Train and Predict Titanic Dataset Using DNNClassifer in SQLFlow
In this tutorial we will:
- train a DNNClassifer model using Titanic dataset.
- use the trained model to predict the class of the passenger’s survival status.
About The Titanic Dataset
The dataset is already loaded in the MySQL service in the docker image, under database titanic
. Please refer to Kaggle for more details about the dataset. The task is to predict which passenger can survive the tragedy.
We use feature engineering to preprocess the raw data and creating new features. The feature engineering script is titanic_preprocessing.py
in the current directory.
The Titanic dataset after preprocessed contains twenty-two features and one label. The features identify the characteristics of individual passengers on titanic. Each feature is stored as a single float number. The label indicates the individual passenger survival. The label is stored as an integer and the possible values are zero and one (one: survived, zero: deceased).

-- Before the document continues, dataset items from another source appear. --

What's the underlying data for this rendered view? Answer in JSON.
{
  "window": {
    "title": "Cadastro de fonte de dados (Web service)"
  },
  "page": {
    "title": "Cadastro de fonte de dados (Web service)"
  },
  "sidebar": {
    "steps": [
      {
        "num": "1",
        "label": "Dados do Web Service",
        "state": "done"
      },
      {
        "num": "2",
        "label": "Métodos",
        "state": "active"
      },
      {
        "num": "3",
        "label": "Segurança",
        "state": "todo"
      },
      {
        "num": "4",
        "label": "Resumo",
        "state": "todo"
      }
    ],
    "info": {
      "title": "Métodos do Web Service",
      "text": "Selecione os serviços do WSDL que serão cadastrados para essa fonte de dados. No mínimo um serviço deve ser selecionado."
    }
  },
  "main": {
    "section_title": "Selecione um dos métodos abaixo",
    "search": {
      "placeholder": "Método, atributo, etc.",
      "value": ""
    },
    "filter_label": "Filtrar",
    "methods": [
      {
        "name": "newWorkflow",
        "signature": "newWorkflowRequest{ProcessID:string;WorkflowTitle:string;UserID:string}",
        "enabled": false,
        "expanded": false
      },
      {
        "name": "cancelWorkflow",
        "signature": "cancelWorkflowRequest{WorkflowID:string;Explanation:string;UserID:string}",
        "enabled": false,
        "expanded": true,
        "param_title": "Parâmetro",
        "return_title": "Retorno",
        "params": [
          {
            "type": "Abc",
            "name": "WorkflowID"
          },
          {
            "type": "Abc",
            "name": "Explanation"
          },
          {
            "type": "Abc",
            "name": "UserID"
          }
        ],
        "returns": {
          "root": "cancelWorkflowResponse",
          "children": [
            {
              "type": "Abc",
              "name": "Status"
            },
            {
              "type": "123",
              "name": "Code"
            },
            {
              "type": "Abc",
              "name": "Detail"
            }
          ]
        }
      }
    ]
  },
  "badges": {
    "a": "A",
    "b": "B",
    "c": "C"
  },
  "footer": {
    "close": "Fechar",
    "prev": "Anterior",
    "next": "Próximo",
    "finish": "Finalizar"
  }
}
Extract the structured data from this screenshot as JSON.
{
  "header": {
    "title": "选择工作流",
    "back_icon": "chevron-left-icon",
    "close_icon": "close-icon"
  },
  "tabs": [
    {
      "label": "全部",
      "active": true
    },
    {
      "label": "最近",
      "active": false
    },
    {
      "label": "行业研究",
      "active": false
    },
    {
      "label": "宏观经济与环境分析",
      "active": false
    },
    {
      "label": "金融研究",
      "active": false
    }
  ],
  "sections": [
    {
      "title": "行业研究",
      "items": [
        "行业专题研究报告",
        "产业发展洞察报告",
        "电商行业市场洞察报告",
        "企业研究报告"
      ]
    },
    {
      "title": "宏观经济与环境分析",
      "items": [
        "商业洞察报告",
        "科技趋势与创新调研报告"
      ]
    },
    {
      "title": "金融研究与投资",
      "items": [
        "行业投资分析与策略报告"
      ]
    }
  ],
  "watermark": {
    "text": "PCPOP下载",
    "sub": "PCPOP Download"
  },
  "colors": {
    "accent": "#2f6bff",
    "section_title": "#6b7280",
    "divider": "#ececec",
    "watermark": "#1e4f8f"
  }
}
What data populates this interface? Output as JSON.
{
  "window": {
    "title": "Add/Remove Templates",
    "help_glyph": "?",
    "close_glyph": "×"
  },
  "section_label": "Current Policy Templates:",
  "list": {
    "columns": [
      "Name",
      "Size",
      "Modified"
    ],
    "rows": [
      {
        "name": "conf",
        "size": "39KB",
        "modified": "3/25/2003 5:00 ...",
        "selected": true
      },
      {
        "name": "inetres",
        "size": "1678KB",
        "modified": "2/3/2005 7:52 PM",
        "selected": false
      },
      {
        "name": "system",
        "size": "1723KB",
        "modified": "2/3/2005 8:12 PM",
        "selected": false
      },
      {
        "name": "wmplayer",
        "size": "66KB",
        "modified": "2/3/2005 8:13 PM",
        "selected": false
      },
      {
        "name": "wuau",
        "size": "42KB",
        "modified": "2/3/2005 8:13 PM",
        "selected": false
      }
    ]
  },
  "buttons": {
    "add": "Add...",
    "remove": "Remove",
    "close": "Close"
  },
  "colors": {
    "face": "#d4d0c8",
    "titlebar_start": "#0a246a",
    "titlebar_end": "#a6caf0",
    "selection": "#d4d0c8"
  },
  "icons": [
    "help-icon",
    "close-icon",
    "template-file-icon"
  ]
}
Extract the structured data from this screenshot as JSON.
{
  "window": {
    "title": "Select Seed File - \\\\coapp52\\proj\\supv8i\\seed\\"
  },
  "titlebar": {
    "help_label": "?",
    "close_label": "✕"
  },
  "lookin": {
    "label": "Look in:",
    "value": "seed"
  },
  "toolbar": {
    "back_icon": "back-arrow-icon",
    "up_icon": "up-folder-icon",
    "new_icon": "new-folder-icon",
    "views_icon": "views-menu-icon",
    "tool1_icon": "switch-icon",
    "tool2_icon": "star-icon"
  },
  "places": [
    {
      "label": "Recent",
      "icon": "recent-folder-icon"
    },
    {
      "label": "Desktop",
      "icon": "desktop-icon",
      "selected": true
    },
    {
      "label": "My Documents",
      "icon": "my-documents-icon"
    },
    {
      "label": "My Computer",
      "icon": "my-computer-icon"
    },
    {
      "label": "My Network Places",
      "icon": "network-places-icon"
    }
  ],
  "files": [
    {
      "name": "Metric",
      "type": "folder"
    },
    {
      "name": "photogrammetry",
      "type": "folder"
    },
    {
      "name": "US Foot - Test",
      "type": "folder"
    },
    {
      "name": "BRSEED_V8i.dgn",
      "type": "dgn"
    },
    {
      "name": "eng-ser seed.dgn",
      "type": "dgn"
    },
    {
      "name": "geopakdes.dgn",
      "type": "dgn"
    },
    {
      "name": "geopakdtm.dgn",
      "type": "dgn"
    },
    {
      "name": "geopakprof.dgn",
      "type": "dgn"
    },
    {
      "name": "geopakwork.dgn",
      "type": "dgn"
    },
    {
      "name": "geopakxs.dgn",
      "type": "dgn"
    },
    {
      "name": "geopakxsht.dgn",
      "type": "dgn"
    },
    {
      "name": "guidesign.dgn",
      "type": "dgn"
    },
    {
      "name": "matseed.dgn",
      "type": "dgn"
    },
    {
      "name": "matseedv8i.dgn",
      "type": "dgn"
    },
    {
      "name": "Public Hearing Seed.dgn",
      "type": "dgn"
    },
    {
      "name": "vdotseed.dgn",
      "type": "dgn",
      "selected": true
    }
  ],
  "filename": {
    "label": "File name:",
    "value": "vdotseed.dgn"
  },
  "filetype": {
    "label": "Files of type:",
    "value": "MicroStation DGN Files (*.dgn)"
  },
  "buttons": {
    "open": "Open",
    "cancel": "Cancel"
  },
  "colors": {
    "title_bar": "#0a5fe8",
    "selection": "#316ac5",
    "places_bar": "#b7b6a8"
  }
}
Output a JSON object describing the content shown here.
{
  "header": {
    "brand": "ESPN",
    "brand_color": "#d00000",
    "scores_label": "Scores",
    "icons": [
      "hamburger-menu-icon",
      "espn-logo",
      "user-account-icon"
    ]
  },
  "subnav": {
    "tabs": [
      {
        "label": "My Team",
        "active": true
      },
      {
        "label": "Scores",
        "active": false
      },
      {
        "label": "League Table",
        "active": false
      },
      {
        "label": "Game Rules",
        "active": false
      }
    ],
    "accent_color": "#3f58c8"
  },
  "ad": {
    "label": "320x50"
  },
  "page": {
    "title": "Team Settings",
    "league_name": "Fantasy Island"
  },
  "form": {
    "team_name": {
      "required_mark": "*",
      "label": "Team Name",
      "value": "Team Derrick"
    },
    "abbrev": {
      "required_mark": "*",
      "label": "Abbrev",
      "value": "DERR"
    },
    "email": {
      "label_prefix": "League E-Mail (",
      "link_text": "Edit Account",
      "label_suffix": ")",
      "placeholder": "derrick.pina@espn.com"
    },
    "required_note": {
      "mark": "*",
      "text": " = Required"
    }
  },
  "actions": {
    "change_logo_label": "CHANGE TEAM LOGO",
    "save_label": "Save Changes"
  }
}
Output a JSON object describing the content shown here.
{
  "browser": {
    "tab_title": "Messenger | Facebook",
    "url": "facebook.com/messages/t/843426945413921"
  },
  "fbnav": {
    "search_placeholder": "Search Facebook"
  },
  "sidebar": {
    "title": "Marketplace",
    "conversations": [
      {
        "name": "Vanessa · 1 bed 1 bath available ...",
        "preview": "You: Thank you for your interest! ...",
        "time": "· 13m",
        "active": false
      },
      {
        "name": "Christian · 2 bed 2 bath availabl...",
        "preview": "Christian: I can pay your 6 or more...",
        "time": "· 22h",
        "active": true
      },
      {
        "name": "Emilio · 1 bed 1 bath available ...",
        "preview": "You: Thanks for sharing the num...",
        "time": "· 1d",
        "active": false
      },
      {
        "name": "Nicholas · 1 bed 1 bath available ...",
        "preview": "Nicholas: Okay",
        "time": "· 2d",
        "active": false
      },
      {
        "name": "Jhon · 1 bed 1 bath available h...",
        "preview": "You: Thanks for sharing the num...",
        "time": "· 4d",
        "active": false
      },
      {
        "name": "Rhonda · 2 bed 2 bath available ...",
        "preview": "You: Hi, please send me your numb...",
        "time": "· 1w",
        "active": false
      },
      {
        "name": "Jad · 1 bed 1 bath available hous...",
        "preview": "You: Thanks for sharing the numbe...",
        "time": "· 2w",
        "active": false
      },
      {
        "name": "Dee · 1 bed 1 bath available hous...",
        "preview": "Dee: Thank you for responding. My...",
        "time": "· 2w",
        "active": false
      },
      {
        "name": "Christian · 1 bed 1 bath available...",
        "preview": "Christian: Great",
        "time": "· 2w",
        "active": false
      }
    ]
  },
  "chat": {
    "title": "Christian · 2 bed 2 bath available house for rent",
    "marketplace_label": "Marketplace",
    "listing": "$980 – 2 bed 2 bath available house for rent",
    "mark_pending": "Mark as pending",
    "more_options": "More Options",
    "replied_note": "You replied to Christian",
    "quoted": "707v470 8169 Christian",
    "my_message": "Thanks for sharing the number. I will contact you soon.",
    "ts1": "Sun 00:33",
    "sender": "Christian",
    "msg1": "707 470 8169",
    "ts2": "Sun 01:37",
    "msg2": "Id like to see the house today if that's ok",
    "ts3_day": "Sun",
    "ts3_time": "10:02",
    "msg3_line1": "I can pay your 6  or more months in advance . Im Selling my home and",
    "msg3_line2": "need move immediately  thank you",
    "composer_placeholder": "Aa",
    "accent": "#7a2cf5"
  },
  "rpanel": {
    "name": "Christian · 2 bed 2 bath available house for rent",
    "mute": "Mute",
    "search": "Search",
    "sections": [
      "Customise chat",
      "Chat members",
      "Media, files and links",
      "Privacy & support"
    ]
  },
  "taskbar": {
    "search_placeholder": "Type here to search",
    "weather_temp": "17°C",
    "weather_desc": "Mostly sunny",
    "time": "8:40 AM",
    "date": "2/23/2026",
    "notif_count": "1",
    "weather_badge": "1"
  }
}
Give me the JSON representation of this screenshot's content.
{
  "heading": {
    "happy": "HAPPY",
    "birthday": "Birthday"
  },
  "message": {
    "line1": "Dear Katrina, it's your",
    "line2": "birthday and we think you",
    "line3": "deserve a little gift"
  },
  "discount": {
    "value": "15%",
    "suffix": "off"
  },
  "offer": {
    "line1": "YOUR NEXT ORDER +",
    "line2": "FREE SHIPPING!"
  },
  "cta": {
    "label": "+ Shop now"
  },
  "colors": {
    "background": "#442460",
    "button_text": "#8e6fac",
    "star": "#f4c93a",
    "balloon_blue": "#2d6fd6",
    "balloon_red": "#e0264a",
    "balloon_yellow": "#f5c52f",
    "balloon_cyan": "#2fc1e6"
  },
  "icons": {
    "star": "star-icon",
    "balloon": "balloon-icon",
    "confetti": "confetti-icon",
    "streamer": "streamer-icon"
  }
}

Here are some of the column descriptions of the dataset:
Column | Explain |
---|---|
pclass* | One-hot value for the “Pclass” field in the raw data. |
sex | One-hot value for the “Sex” column in the raw data. |
embarked_ | One-hot value for the “Embarked” column in the raw data. |
title_* | The title identified from the “Name” field. |
nosibsp | Constructed from the “SibSp” field to determine if the passenger has siblings/spouses aboard the Titanic. |
noparch | Constructed from the “Parch” field to determine if the passenger parents/children aboard the Titanic. |
nullcabin | Determine if the “Cabin” field is null(1 Yes, 0 No). |
family | Constructed from the “Parch” and “SibSp” and indicated the number of relatives of all families, including himself, siblings, spouses, parents children. |
isalone | Indicated whether the passenger is alone or not (1 Yes, 0 No). |
ismother | Indicate whether the passenger is a mother or not (1 Yes, 0 No). |
realfare | Constructed from the “family” and “Fare” fields, which reveals the actual fare price for each passenger. |
Table titanic.train
includes the processed training samples and titanic.test
includes test samples. We will use them as training data and test data respectively.
We can have a quick peek of the data by running the following standard SQL statements.
%%sqlflow
describe titanic.train;
%%sqlflow
select *
from titanic.train
limit 1;
Train a DNN Model Using SQLFlow
Now let’s train a DNNClassifier model. This is a two-category model, we use three hidden layers and the size of hidden layers are ten, forty, ten. This can be done by specifying the training clause using SQLFlow’s extended syntax.
TO TRAIN DNNClassifier
WITH
model.n_classes = 2,
model.hidden_units = [10, 40, 10]
To specify the training data, we use a standard SQL statement like SELECT * FROM titanic.train
.
We can explicitly specify which column is used as features and which column is used as the label by writing
COLUMN pclass_1, pclass_2, pclass_3, sex_female, sex_male, embarked_c, embarked_q, embarked_s, title_master, title_misc, title_miss, title_mr, title_mrs, nosibsp, noparch, nullcabin, cabinalpha, family, isalone, ismother, age, realfare
LABEL survived
At the end of the training process, we want to save the trained DNN model into the table sqlflow_models.my_dnn_model
as follows:
INTO sqlflow_models.my_dnn_model
Putting it all together, we have our SQLFlow training statement. You can modify those parameters to do model tuning.
%%sqlflow
SELECT *
FROM titanic.train
TO TRAIN DNNClassifier
WITH
model.n_classes = 2,
model.hidden_units = [10, 40, 10],
train.epoch = 200,
train.batch_size = 64
COLUMN pclass_1, pclass_2, pclass_3, sex_female, sex_male, embarked_c, embarked_q, embarked_s, title_master, title_misc, title_miss, title_mr, title_mrs, nosibsp, noparch, nullcabin, cabinalpha, family, isalone, ismother, age, realfare
LABEL survived
INTO sqlflow_models.my_dnn_model;
Predict Passenger Survival
SQLFlow also supports prediction out-of-the-box.
To specify the prediction data, we use a standard SQL statement like
SELECT * FROM titanic.test;
Say we want to use the model stored at sqlflow_models.my_dnn_model
, and read the prediction data from table titanic.test
, and store the prediction result into table titanic.predict
’s column survived
. We can write the following SQLFlow prediction statement.
%%sqlflow
SELECT *
FROM titanic.test
TO PREDICT titanic.predict.survived
USING sqlflow_models.my_dnn_model;
SELECT *
FROM titanic.test
LIMIT 5;
SELECT *
FROM titanic.predict
LIMIT 5;